Most likely, the accelerator board's current load has led to
increased noise on the +5V bus. See the POWER FAQs (CSA2POWER.TXT) for
Power Supply and motherboard mods which should help.
____________________________
From: Mitch Spector
033- Do I need I need the 2B GAL for my Transwarp-GS to use a
SCSI interface? If I do, where can I get one?
The TWGS-2B GAL was a DMA fix Applied Engineering issued for the
board. It is an absolute requirement for Transwarp to work at all with
at least some RamFAST SCSI boards (e.g. the revision C boards).
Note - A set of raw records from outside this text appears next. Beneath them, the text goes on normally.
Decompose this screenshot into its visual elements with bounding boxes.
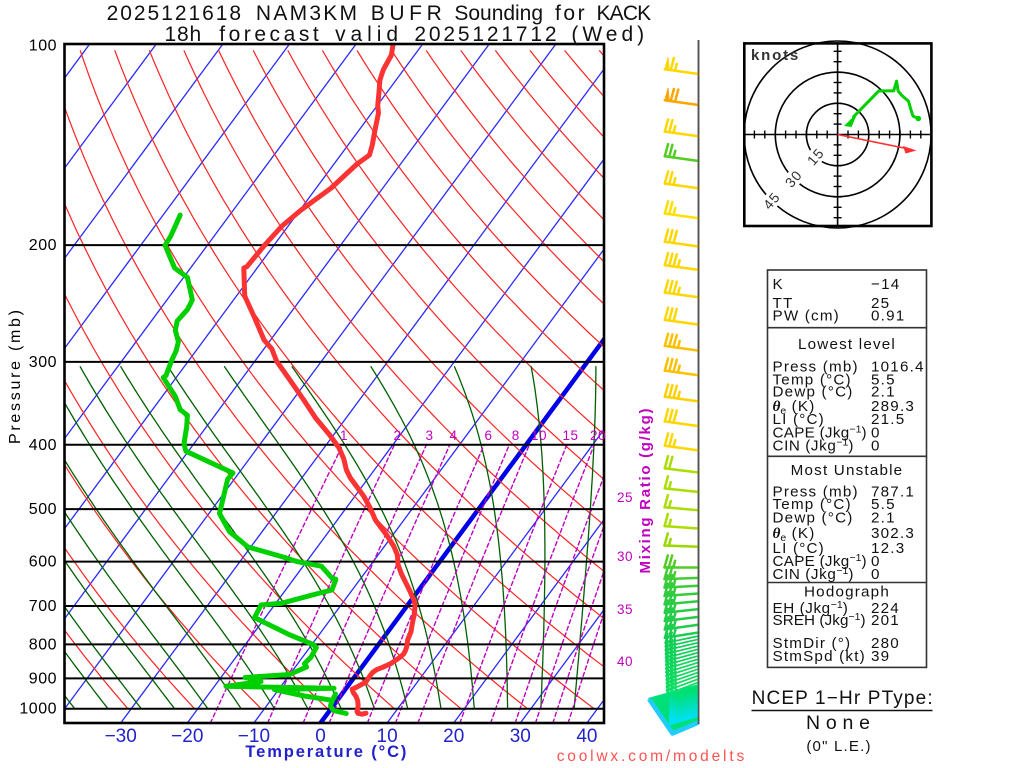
svg-text:0.91: 0.91 [871,308,905,325]
svg-text:8: 8 [512,428,520,443]
svg-text:4: 4 [449,428,457,443]
svg-text:CIN (Jkg−1): CIN (Jkg−1) [773,565,854,583]
svg-text:KACK: KACK [597,2,652,25]
svg-text:2.1: 2.1 [871,384,896,401]
svg-text:15: 15 [562,428,578,443]
svg-text:CAPE (Jkg−1): CAPE (Jkg−1) [773,552,867,570]
svg-text:forecast: forecast [219,23,319,46]
svg-text:LI (°C): LI (°C) [773,411,825,428]
svg-text:Most Unstable: Most Unstable [791,462,904,479]
svg-text:35: 35 [617,602,633,617]
svg-text:coolwx.com/modelts: coolwx.com/modelts [557,748,745,765]
svg-text:(Wed): (Wed) [571,23,644,46]
svg-text:Pressure (mb): Pressure (mb) [7,310,24,444]
svg-text:Sounding: Sounding [454,2,543,25]
svg-text:25: 25 [871,295,890,312]
svg-text:25: 25 [617,490,633,505]
svg-text:1016.4: 1016.4 [871,358,925,375]
svg-text:−20: −20 [171,726,203,747]
svg-text:0: 0 [871,566,881,583]
svg-text:0: 0 [871,553,881,570]
svg-text:40: 40 [576,726,597,747]
svg-text:10: 10 [531,428,547,443]
svg-text:2: 2 [393,428,401,443]
svg-text:280: 280 [871,635,900,652]
svg-text:Temperature (°C): Temperature (°C) [245,743,406,761]
svg-text:6: 6 [484,428,492,443]
svg-text:−14: −14 [871,276,900,293]
svg-text:(0" L.E.): (0" L.E.) [806,738,871,755]
svg-text:knots: knots [751,47,800,64]
svg-text:for: for [555,2,585,25]
svg-text:787.1: 787.1 [871,483,915,500]
svg-text:201: 201 [871,612,900,629]
svg-text:0: 0 [315,726,326,747]
svg-text:1: 1 [340,428,348,443]
svg-text:Temp (°C): Temp (°C) [773,372,852,389]
svg-text:2025121618: 2025121618 [107,2,242,25]
svg-text:EH (Jkg−1): EH (Jkg−1) [773,599,848,617]
svg-text:30: 30 [617,549,633,564]
svg-text:12.3: 12.3 [871,540,905,557]
svg-text:300: 300 [29,354,57,371]
svg-text:30: 30 [510,726,531,747]
svg-text:Press (mb): Press (mb) [773,483,859,500]
svg-text:600: 600 [29,554,57,571]
svg-text:Lowest level: Lowest level [798,336,896,353]
svg-text:Temp (°C): Temp (°C) [773,496,852,513]
svg-text:200: 200 [29,237,57,254]
svg-text:100: 100 [29,38,57,55]
svg-text:3: 3 [425,428,433,443]
svg-text:5.5: 5.5 [871,372,896,389]
svg-text:700: 700 [29,598,57,615]
svg-text:SREH (Jkg−1): SREH (Jkg−1) [773,611,866,629]
svg-text:PW (cm): PW (cm) [773,308,840,325]
svg-text:224: 224 [871,600,900,617]
svg-text:−10: −10 [238,726,270,747]
svg-text:−30: −30 [105,726,137,747]
svg-text:21.5: 21.5 [871,411,905,428]
svg-text:NCEP 1−Hr PType:: NCEP 1−Hr PType: [752,688,933,709]
svg-text:500: 500 [29,501,57,518]
svg-text:2.1: 2.1 [871,510,896,527]
svg-text:StmSpd (kt): StmSpd (kt) [773,648,866,665]
svg-text:LI (°C): LI (°C) [773,540,825,557]
svg-text:20: 20 [443,726,464,747]
svg-text:Dewp (°C): Dewp (°C) [773,384,854,401]
svg-text:400: 400 [29,437,57,454]
svg-text:1000: 1000 [19,701,57,718]
svg-text:Hodograph: Hodograph [804,584,890,601]
svg-text:TT: TT [773,295,794,312]
svg-text:0: 0 [871,424,881,441]
svg-text:CIN (Jkg−1): CIN (Jkg−1) [773,436,854,454]
svg-text:Press (mb): Press (mb) [773,358,859,375]
svg-text:20: 20 [590,428,606,443]
svg-text:θe (K): θe (K) [773,525,816,544]
svg-text:39: 39 [871,648,890,665]
svg-text:θe (K): θe (K) [773,398,816,417]
svg-text:Dewp (°C): Dewp (°C) [773,510,854,527]
svg-text:StmDir (°): StmDir (°) [773,635,852,652]
svg-text:10: 10 [377,726,398,747]
svg-text:900: 900 [29,670,57,687]
svg-text:302.3: 302.3 [871,525,915,542]
svg-text:40: 40 [617,654,633,669]
svg-text:valid: valid [335,23,398,46]
svg-text:NAM3KM: NAM3KM [256,2,357,25]
svg-text:5.5: 5.5 [871,496,896,513]
svg-text:K: K [773,276,784,293]
svg-text:Mixing Ratio (g/kg): Mixing Ratio (g/kg) [637,409,654,574]
svg-text:800: 800 [29,636,57,653]
svg-text:289.3: 289.3 [871,398,915,415]
svg-text:CAPE (Jkg−1): CAPE (Jkg−1) [773,423,867,441]
svg-text:18h: 18h [165,23,202,46]
svg-text:0: 0 [871,437,881,454]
With Applied Engineering long since out of business and the
GAL is virtually impossible to duplicate by convential means, that
leaves no good source for replacement GALs. I found it much more
affordable (and less hassle) to just purchase a used TransWarp GS
board with the 2B GAL to replace your old one.
----------------------------
From: Supertimer
RamFAST revision D does not require the 2B GAL. The Apple High
Speed SCSI card works with all TransWarps GS units.